Cellphone erotica isn't as popular in the U.S. as it is in Western Europe, but there is no question that the alliance between adult companies and mainstream mobile/wireless companies continues to grow. According to market analyst Juniper Research, cellphone erotica was worth $1.4 billion worldwide in 2006, and Juniper predicted that the niche will be earning annual worldwide profits of $3.3 billion by 2011. Vivid Entertainment's Steve Hirsch, in fact, has been quoted as saying that cellphone erotica eventually will account for 30 percent of Vivid's business. Bearing such figures in mind, it is a safe bet that mainstream mobile companies' ties to the adult industry will only continue to grow in the future.

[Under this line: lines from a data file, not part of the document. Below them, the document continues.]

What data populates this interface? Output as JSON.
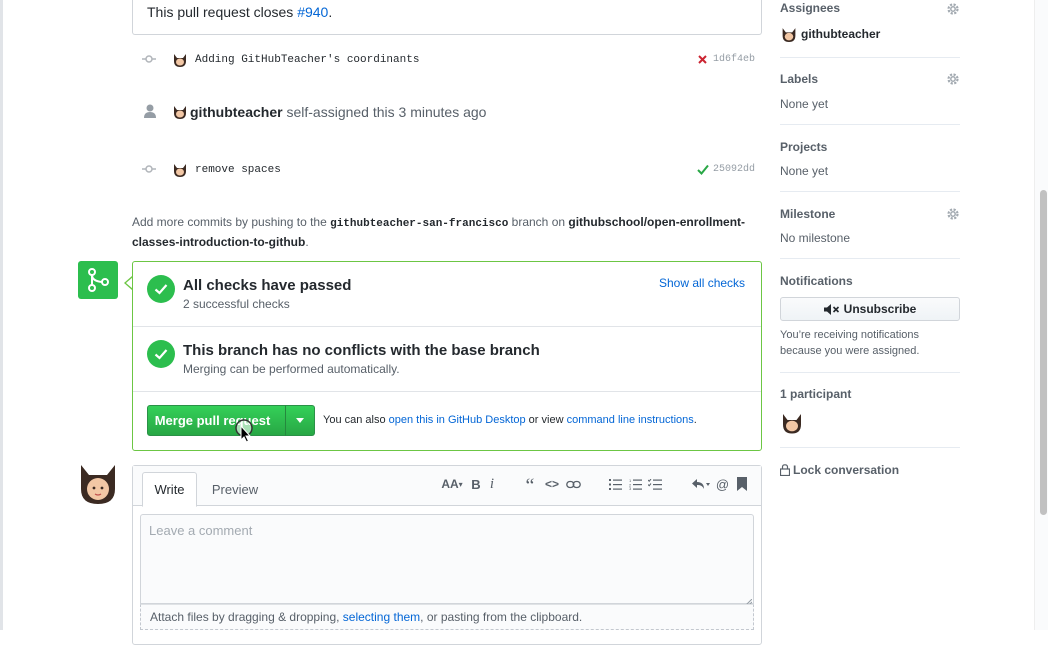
{
  "description": {
    "text_before": "This pull request closes ",
    "issue_link": "#940",
    "text_after": "."
  },
  "timeline": {
    "commit1": {
      "message": "Adding GitHubTeacher's coordinants",
      "sha": "1d6f4eb",
      "status_icon": "x-icon",
      "status_color": "#cb2431"
    },
    "event": {
      "actor": "githubteacher",
      "action": "self-assigned this 3 minutes ago"
    },
    "commit2": {
      "message": "remove spaces",
      "sha": "25092dd",
      "status_icon": "check-icon",
      "status_color": "#28a745"
    },
    "push_hint": {
      "prefix": "Add more commits by pushing to the ",
      "branch": "githubteacher-san-francisco",
      "middle": " branch on ",
      "repo": "githubschool/open-enrollment-classes-introduction-to-github",
      "suffix": "."
    }
  },
  "merge_box": {
    "checks_title": "All checks have passed",
    "checks_sub": "2 successful checks",
    "show_all_checks": "Show all checks",
    "conflicts_title": "This branch has no conflicts with the base branch",
    "conflicts_sub": "Merging can be performed automatically.",
    "merge_button": "Merge pull request",
    "also_prefix": "You can also ",
    "desktop_link": "open this in GitHub Desktop",
    "also_middle": " or view ",
    "cli_link": "command line instructions",
    "also_suffix": ".",
    "accent_color": "#2cbe4e"
  },
  "composer": {
    "tab_write": "Write",
    "tab_preview": "Preview",
    "toolbar": {
      "header": "AA",
      "bold": "B",
      "italic": "i",
      "quote": "“",
      "code": "<>",
      "mention": "@"
    },
    "placeholder": "Leave a comment",
    "attach_prefix": "Attach files by dragging & dropping, ",
    "attach_link": "selecting them",
    "attach_suffix": ", or pasting from the clipboard."
  },
  "sidebar": {
    "assignees_heading": "Assignees",
    "assignee_name": "githubteacher",
    "labels_heading": "Labels",
    "labels_value": "None yet",
    "projects_heading": "Projects",
    "projects_value": "None yet",
    "milestone_heading": "Milestone",
    "milestone_value": "No milestone",
    "notifications_heading": "Notifications",
    "unsubscribe_label": "Unsubscribe",
    "notifications_reason": "You’re receiving notifications because you were assigned.",
    "participants_heading": "1 participant",
    "lock_label": "Lock conversation"
  }
}
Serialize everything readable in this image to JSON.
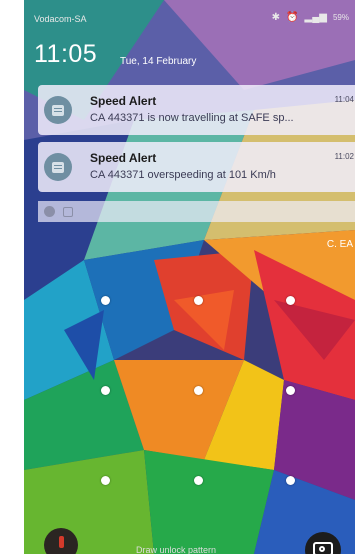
{
  "status_bar": {
    "carrier": "Vodacom-SA",
    "battery": "59%"
  },
  "lock_screen": {
    "time": "11:05",
    "date": "Tue, 14 February"
  },
  "notifications": [
    {
      "title": "Speed Alert",
      "text": "CA 443371 is now travelling at SAFE sp...",
      "time": "11:04"
    },
    {
      "title": "Speed Alert",
      "text": "CA 443371 overspeeding at 101 Km/h",
      "time": "11:02"
    }
  ],
  "side_text": "C. EA",
  "unlock_hint": "Draw unlock pattern",
  "colors": {
    "notification_bg": "#f0ecfa",
    "icon_bg": "#6f8fa2"
  }
}
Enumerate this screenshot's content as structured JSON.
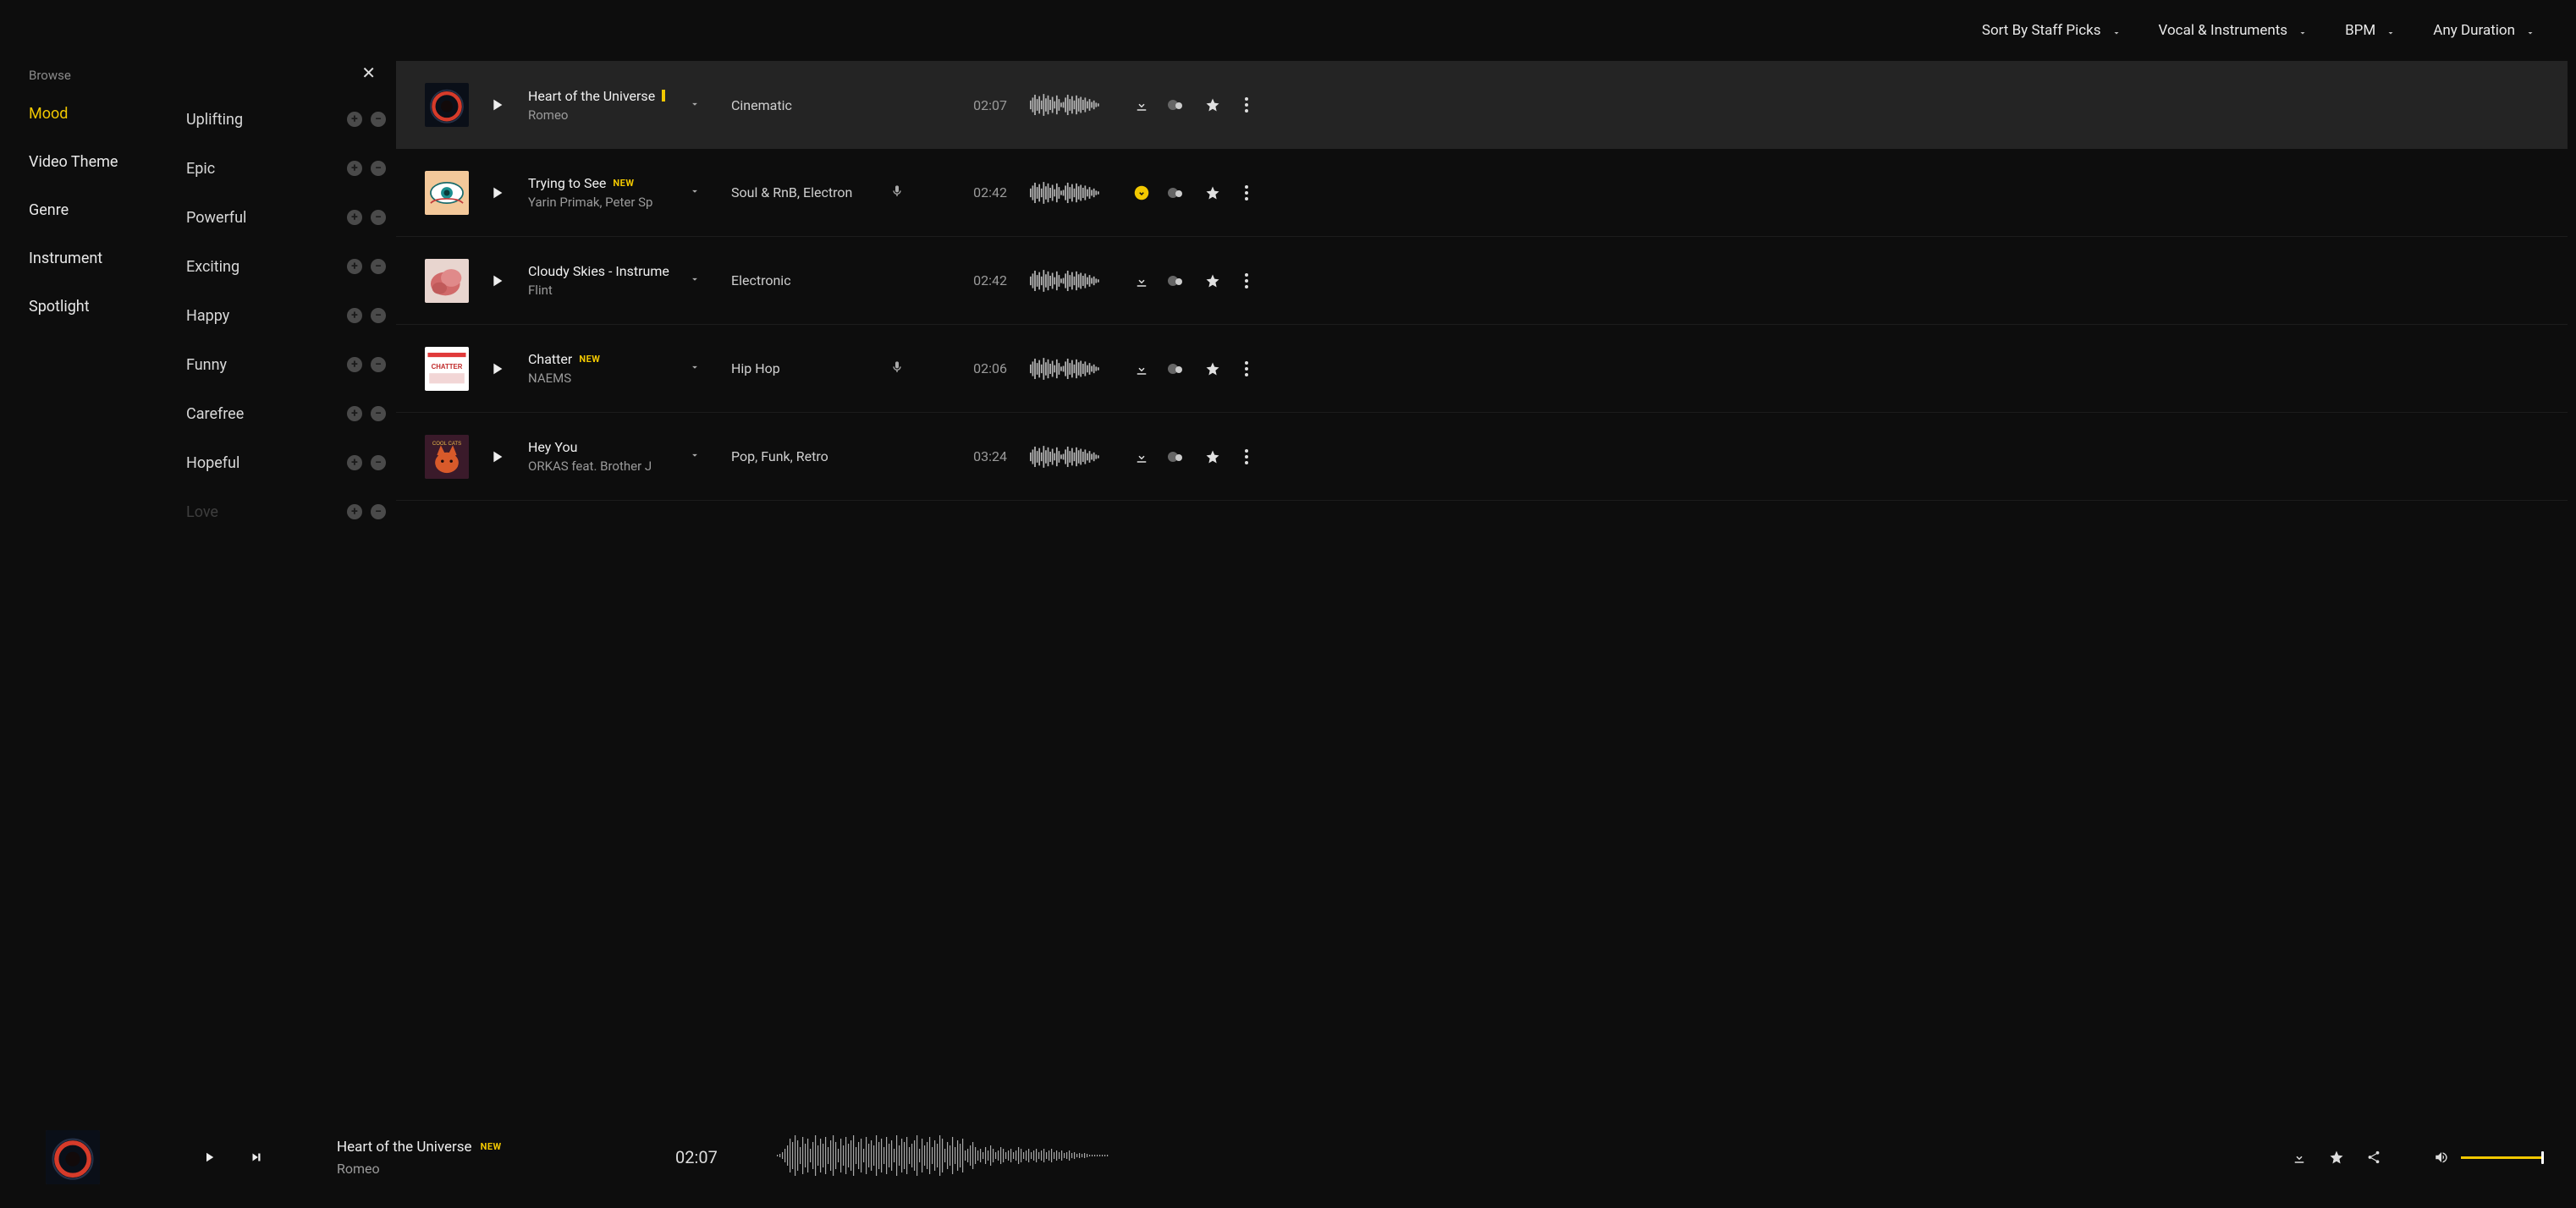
{
  "filters": {
    "sort": "Sort By Staff Picks",
    "vocal": "Vocal & Instruments",
    "bpm": "BPM",
    "duration": "Any Duration"
  },
  "nav": {
    "browse_label": "Browse",
    "items": [
      "Mood",
      "Video Theme",
      "Genre",
      "Instrument",
      "Spotlight"
    ],
    "active_index": 0
  },
  "moods": [
    "Uplifting",
    "Epic",
    "Powerful",
    "Exciting",
    "Happy",
    "Funny",
    "Carefree",
    "Hopeful",
    "Love"
  ],
  "badges": {
    "new": "NEW"
  },
  "tracks": [
    {
      "title": "Heart of the Universe",
      "artist": "Romeo",
      "genre": "Cinematic",
      "duration": "02:07",
      "has_mic": false,
      "has_dashline": true,
      "is_new": false,
      "highlight": true,
      "download_accent": false
    },
    {
      "title": "Trying to See",
      "artist": "Yarin Primak, Peter Sp",
      "genre": "Soul & RnB, Electron",
      "duration": "02:42",
      "has_mic": true,
      "has_dashline": false,
      "is_new": true,
      "highlight": false,
      "download_accent": true
    },
    {
      "title": "Cloudy Skies - Instrume",
      "artist": "Flint",
      "genre": "Electronic",
      "duration": "02:42",
      "has_mic": false,
      "has_dashline": false,
      "is_new": false,
      "highlight": false,
      "download_accent": false
    },
    {
      "title": "Chatter",
      "artist": "NAEMS",
      "genre": "Hip Hop",
      "duration": "02:06",
      "has_mic": true,
      "has_dashline": false,
      "is_new": true,
      "highlight": false,
      "download_accent": false
    },
    {
      "title": "Hey You",
      "artist": "ORKAS feat. Brother J",
      "genre": "Pop, Funk, Retro",
      "duration": "03:24",
      "has_mic": false,
      "has_dashline": false,
      "is_new": false,
      "highlight": false,
      "download_accent": false
    }
  ],
  "player": {
    "title": "Heart of the Universe",
    "artist": "Romeo",
    "time": "02:07",
    "is_new": true
  },
  "icons": {
    "plus": "+",
    "minus": "−",
    "close": "✕"
  }
}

Some real estate moguls refuse to sell or rent property to adult-oriented businesses. Streamray Inc./Cams.com's Legendary Lars and VCX's David Sutton, two adult entrepreneurs with a Las Vegas connection, have both said that many Mormons who own real estate in Vegas resent the presence of so many adult businesses in the area. But Joshua M. Kleinman, a Los Angeles-based accountant with adult industry clients, has pointed out that for the real estate people who are adult-friendly — even if they prefer to be discreet about it — doing business with adult companies makes good business sense. Kleinman has noted that the adult film industry brings high profit to realtors in the San Fernando Valley, and in many different parts of the U.S., Europe and Asia, real estate people prosper when they sell or rent commercial property to adult webmasters or sex toy manufacturers. And commercial property that is sold or rented can be used for strip clubs, sex shops, swing clubs or BDSM dungeons.
The relationship between banks and adult businesses has, at times, been a testy one; back in 1981, New York City-based adult entrepreneur Martin J. Hodas filed a lawsuit against Chemical Bank in a federal district court to keep them from canceling his accounts because of the sexual nature of his material. Now in 2007, banks hardly go out of their way to support upstart adult businesses, which they consider more high-risk than upstart mainstream businesses. Regardless, major banks are making a fortune from the adult industry. All of the large adult companies have bank accounts, and established adult entrepreneurs with proven track records use banks for a variety of services; established adult entrepreneurs have a lot of money to invest in stocks, bonds, mutual funds and certificates of deposit. The current relationship between the adult industry and banks can be summarized as follows: Banks are skeptical of new adult businesses, but if you run an established adult business and have six, seven or eight figures to invest, they are more than happy to make money from your money.